By joining the anthropological definition and model of the diaspora with the lived religion approach of religious studies, the study of Hinduism in the South Asian diaspora can get beyond the building of temples and institutions and the necessity of historical inclusion and begin to examine how identities produced within the diaspora are enacted through ordinary, daily, lived religious practice and experience. That said, I propose a tentative theory for understanding Hinduism within the South Asian diaspora in the United States that may guide research into new avenues: The South Asian diaspora, characterized by difference with the mainstreams of American culture, produces and reproduces identities, standing in tension with the nation-state and with cultural memories, that are enacted through both innovations and traditions of religious ritual, daily practice, materiality, and community. Thus, Hinduism is the religious enactment of diasporic identities.
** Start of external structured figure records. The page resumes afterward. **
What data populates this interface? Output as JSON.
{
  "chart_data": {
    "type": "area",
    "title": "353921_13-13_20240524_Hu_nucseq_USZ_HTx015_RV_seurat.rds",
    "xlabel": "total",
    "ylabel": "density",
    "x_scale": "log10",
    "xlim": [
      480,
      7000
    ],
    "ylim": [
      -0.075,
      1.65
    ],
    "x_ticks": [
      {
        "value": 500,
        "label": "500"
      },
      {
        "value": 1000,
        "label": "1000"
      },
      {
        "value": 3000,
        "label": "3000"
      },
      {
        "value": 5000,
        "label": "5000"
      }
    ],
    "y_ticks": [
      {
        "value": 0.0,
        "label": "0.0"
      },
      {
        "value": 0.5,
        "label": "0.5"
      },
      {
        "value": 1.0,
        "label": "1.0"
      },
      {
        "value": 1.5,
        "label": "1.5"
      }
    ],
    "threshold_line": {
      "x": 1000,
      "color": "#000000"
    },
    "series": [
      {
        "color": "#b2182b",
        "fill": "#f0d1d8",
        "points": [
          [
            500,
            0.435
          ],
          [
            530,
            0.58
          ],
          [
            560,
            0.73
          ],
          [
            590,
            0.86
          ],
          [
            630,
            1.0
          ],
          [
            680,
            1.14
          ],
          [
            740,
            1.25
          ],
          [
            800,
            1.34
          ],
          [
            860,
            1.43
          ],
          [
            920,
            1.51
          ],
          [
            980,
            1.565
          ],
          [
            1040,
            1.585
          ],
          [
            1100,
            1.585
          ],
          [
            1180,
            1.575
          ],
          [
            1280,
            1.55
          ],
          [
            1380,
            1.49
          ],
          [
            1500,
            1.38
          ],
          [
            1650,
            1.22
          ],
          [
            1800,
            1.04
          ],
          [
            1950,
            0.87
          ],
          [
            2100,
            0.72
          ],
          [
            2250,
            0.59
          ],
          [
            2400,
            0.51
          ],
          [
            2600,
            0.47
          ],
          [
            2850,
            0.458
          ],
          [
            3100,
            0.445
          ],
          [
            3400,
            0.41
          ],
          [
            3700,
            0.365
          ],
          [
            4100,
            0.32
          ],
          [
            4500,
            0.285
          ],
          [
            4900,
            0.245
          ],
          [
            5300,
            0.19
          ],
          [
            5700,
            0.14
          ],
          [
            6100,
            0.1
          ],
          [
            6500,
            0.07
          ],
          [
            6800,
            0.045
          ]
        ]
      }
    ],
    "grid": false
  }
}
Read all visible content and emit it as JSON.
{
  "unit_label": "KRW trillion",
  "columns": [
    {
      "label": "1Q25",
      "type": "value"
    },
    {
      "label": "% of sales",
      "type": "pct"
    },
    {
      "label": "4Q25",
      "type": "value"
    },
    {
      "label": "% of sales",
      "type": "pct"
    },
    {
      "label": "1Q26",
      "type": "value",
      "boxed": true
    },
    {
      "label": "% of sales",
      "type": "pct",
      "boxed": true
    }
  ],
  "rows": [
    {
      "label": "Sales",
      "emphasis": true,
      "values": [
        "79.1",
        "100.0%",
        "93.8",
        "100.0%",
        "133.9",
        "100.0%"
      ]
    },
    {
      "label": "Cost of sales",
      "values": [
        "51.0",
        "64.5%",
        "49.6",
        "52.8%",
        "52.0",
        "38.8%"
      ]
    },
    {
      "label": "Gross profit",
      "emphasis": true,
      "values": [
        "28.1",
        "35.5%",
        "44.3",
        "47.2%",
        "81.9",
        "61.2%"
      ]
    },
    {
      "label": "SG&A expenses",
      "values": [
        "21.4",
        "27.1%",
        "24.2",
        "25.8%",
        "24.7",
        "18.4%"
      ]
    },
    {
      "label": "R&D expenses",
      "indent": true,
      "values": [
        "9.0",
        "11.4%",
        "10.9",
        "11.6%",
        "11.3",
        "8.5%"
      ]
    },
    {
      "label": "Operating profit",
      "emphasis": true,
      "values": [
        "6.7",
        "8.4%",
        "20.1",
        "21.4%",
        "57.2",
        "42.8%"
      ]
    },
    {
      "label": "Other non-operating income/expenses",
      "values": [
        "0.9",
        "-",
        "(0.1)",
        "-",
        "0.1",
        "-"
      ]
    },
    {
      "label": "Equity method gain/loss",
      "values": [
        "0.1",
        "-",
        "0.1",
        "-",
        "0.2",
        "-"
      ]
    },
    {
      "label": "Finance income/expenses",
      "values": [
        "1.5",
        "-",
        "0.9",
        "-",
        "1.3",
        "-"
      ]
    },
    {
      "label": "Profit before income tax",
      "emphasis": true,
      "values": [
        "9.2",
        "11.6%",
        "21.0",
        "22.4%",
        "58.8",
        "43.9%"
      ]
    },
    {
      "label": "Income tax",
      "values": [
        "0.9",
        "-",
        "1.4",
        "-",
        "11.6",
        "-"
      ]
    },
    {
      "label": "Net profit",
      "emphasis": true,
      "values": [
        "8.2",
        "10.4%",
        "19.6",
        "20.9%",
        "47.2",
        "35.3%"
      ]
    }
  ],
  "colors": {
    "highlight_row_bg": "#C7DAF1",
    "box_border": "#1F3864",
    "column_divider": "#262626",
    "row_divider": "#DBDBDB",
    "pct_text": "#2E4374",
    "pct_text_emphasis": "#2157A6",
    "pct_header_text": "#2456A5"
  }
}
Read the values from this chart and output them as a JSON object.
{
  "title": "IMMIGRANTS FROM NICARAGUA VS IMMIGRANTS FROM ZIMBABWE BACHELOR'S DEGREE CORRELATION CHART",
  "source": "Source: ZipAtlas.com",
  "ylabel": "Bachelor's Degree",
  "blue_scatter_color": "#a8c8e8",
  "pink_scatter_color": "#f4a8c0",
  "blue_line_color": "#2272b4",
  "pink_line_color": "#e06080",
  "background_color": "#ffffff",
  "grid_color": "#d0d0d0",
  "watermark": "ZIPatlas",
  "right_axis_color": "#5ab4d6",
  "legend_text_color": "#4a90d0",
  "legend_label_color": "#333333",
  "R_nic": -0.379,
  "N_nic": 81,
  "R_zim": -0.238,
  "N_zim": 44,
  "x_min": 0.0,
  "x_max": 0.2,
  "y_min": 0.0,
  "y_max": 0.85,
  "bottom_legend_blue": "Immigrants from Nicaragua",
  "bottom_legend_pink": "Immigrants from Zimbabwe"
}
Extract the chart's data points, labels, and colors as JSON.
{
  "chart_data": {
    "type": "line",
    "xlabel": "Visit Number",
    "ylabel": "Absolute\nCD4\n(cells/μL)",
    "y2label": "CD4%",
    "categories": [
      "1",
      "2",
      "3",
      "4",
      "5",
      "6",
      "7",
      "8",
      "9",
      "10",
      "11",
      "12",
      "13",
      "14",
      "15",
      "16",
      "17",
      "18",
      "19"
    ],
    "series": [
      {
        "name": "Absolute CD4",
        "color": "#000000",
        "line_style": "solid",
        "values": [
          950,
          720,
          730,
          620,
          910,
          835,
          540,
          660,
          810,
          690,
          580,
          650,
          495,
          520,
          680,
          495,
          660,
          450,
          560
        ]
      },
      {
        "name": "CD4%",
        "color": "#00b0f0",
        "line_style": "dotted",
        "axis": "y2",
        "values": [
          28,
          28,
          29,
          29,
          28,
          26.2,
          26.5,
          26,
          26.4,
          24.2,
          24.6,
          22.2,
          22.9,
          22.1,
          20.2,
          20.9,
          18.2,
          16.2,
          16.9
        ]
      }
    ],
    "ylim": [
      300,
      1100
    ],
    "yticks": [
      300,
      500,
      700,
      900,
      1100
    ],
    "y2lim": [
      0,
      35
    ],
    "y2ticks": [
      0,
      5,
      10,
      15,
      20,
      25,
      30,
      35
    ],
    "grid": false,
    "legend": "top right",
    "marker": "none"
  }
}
I base this theory on my own reading of the South Asian and Hindu diaspora in America but I think it would be useful in understand other diasporas as well.
My goal is to point research of religion and diaspora within the field of American religions away from mere recognition historically and toward an understanding of the ways diasporas produce innovations in lived religion. The transnational temple building analyzed by Waghorne is just one example of how diasporas improvise religiously in the midst of a nation-state. The list of Hindu moments in America compiled by Eck gets closer to identifying moments of innovation. But in the future, research needs to unite the understanding of a diaspora’s productive power to the materiality of religious enactment.
[1] James Clifford, “Diasporas” Cultural Anthropology 9, no. 3 (August 1994): 305.
[2] Clifford, 306.
[3] Clifford, 307.
[4] Stuart Hall, “Cultural Identity and Diaspora,” in Contemporary Postcolonial Theory ed. Padmini Mongia, 120 (London: Arnold, 1996).
[5] Ellen Rooney, “The Predicaments of Differences Without Positive Terms,” Ethnicities 5, no. 3, (2005): 408-409.
[6] Robin Cohen, “Diasporas and the Nation-State: From victims to Challengers” International Affairs 72, no.3, (July 1996): 519.
[7] Orsi, Robert A. “Is the Study of Lived Religion Irrelevant to the World We Live in?” Journal for the Scientific Study of Religion. Vol. 42 Issue 2 (June 2003) 172.
[8] Joanne Waghorne, Diaspora of the Gods, (New York: Oxford University Press, 2004): 12.
[9] Diana Eck, “Negotiating Hindu Identities in the U.S.” in The South Asian Religious Diaspora in Britain, Canada, and the United States ed. Harold Coward et al., 235 (New York: SUNY Press, 2000).
This is one instance where Judaic Studies is IMPERATIVE in understanding the theoretical concept of a diaspora. The very term emerged out of a Jewish context (the septuagint if I’m not mistaken). In fact it should be noted Safran is probably approaching the term through the Jewish context. But of course an anthropologist like Clifford wouldn’t know a Jewish concept if it slapped him in the tush. Thus his definition that a diaspora is set in relation to the norms of nation-states. What before circa 1789 there were no diasporas?
I’m not sure where I’m going with this. But I get the feeling that when anthropologists write theoretically about ‘diasporas’, they simply ignore (forget) a whole range of ‘Jewish’ issues.
I think you’re quite right to point out the Jewish origins of the term diaspora. However, the term has taken on a new life-almost a second life of sorts-as way for thinking about communities in modernity.
“What before circa 1789 there were no diasporas?”
This is a great question. Again, you’re right that there certainly were diasporas before then. But in this paper I was trying to think about the relationship b/w diaspora and modernity. In theorizing communities in modernity, anthropologists like Clifford and Hall took the term diaspora from its Jewish context and gave it a new meaning. I would say, though I’m not a scholar of Judaism, that the modern Jewish diaspora is something different from its premodern predecessor.
I think you point out an interesting question about the genealogy of the term that needs more digging. How did the term diaspora jump from a longstanding Jewish term to a term that describes an aspect of global modernity?
I would also say something I didn’t put in the paper- I don’t really like the term diaspora because of its deep ties to the nation-state, modernity, and a Euro-centric history of sorts.
Ha “second life” that’s a funny term. Honestly I thought your paper was interesting, I just blame Clifford:) Really I shoulnt be just blaiming Clifford. Anthropologists do this a lot. They take a local term, turn it into a theoretical tool, and then relate it to any number of UNrelated issues. It’s one of the ways that anthropology is one of the most universal (secular) and universalizing (secularizing) disciplines out there. While this is legitimate, and one can reap many interesting insights, there is also a lot lost in the process. For one, it turns ‘theory’ into something rather shallow, and intellectually opportunistic.
So for example your right the jewish diaspora in the modern period is something different then perhaps in premodernity. On the other hand there is also a lot of intellectual continuity happening. This intellectual continuity is something that anthropologists like clifford tend to de-emphisize (perhaps because anthropology just isn’t history).